Getting opponents down early has allowed the Buckeyes to coast to the finish line in every game. A member of the Ohio media corps figured that in the 240 minutes of playing time, Ohio State has been ahead by two touchdowns or more for 206 of those minutes.
That leads to the question of how Ohio State will respond in a close game, or when it falls behind for the first time — which could happen as soon as the game Saturday night against the Badgers in Columbus, Ohio.
Naturally, the Buckeyes coaches believe their players will handle that situation when it inevitably comes because they train for it year-round.
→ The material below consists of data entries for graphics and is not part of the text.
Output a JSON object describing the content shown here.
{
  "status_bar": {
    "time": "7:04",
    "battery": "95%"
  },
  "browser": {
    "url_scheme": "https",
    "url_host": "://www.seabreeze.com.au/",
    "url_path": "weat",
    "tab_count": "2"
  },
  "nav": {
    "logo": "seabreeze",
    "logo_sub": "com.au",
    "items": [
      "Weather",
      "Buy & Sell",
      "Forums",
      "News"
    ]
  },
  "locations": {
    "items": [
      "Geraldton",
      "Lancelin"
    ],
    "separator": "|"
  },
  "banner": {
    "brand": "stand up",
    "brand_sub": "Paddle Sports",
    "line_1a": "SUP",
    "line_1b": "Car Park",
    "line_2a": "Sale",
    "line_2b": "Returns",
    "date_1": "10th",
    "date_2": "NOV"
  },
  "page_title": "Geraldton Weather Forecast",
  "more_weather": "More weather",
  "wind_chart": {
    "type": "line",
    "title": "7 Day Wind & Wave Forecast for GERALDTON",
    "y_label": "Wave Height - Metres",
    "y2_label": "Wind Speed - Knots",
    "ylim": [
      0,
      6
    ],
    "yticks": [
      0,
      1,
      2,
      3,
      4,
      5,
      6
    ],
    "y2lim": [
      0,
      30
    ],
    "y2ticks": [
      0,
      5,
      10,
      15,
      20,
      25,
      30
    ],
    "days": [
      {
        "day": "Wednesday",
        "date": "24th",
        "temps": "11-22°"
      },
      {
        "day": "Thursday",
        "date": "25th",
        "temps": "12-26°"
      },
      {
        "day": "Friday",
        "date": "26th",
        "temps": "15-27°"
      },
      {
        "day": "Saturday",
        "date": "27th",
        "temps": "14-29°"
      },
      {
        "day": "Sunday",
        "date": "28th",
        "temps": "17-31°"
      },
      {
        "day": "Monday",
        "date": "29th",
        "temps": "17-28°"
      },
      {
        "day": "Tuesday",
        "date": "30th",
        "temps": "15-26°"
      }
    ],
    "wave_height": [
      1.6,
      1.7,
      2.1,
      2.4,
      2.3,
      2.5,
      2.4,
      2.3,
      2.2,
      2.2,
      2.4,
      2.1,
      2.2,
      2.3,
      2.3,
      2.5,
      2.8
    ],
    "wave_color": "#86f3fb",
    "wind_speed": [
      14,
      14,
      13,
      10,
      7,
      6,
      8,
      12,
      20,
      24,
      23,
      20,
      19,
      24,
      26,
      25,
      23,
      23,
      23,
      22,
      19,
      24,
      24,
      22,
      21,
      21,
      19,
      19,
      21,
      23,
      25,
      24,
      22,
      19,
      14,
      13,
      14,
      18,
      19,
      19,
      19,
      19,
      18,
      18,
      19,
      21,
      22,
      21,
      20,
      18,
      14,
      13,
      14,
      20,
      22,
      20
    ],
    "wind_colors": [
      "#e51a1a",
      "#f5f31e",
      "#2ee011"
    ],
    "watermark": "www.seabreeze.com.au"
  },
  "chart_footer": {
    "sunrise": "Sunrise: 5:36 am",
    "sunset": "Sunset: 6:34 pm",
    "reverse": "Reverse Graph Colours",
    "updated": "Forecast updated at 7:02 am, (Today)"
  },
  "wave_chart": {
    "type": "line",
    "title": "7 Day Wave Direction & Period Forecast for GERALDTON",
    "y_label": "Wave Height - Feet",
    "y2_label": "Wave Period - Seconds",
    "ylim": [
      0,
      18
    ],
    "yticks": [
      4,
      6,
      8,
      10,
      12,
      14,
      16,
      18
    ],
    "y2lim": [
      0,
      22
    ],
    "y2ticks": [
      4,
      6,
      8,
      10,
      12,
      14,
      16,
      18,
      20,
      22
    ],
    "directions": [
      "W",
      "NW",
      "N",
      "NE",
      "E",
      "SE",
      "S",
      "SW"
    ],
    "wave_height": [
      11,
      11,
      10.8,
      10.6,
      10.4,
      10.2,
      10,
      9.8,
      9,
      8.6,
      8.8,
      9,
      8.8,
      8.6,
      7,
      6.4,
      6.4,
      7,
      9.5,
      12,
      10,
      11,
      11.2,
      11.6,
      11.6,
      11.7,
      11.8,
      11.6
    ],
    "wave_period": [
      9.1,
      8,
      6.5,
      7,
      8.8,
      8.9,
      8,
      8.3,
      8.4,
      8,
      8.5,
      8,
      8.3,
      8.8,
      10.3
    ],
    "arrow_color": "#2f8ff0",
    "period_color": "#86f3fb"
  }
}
“That’s kind of what our program is built around,” wide receivers coach Zach Smith said. “Our program is not built to perform when you’re up by 20. … It’s that competitive moment where you’ve got to either win the game or you lose the game, and that’s what we’ve worked on for 12 months is, who is going to perform when the pressure is on.”
UW has been in only one tight game, losing 32-30 at Arizona State.
Ohio State’s closest game was a 52-34 win at California.
Buckeyes coach Urban Meyer said the way his team competes at practices during the week prepares it for competitive situations in a game.
“I’ve been told Tuesdays are every bit as hard or harder than some game days,” Meyer said. “So that’s kind of the way we do our business around here.
“That is a concern, though, when you get to the fourth quarter. …The way we treated the Cal game was that kind of (fast-paced) offense we were facing, we were in a four-minute mode (eating up the clock), slowed it down and our kids learned how to play the entire game that day.”
The Badgers went back to Everett (Mass.) High School to land an oral commitment from cornerback Lubern Figaro, who was a prep teammate last season of UW freshman cornerback Jakarrie Washington.
Figaro, 6-1, 180 pounds, is rated as a three-star recruit by Scout.com and the No. 49-ranked prospect at his position. His primary recruiter was safeties coach Bill Busch.
Figaro told BadgerNation.com the plan is for him to compete for the strong safety position that will open up next season following the departure of Southward.
“I am physical, can blitz anytime and can do whatever (Busch) tells me to do,” Figaro said.
His other two favorite schools were Michigan State and Syracuse.
UW now has 14 commitments for the 2014 class.
Meyer is 16-0 at Ohio State and hasn’t lost a game since he was the head coach at Florida, dropping a 31-7 decision to Florida State on Nov. 27, 2010.
After so much winning, have Meyer and the Buckeyes forgotten what it’s like to lose?
Actually, Meyer does worry about some of the young players, who don’t know what it is like to have to struggle to get to this point.
“That’s always a concern,” Meyer said. “I try and make it as hard as possible in practice, so they get the feel — to win that many games in a row, that’s not normal. That’s a lot of commitment by a bunch of young players that are buying into what we ask them to do.
“Sometimes, that’s a curse when you have a freshman or a young player comes in and just thinks this is the way it is. It’s not the way it is. It’s something you have to earn. I make sure I remind them of that once in a while.”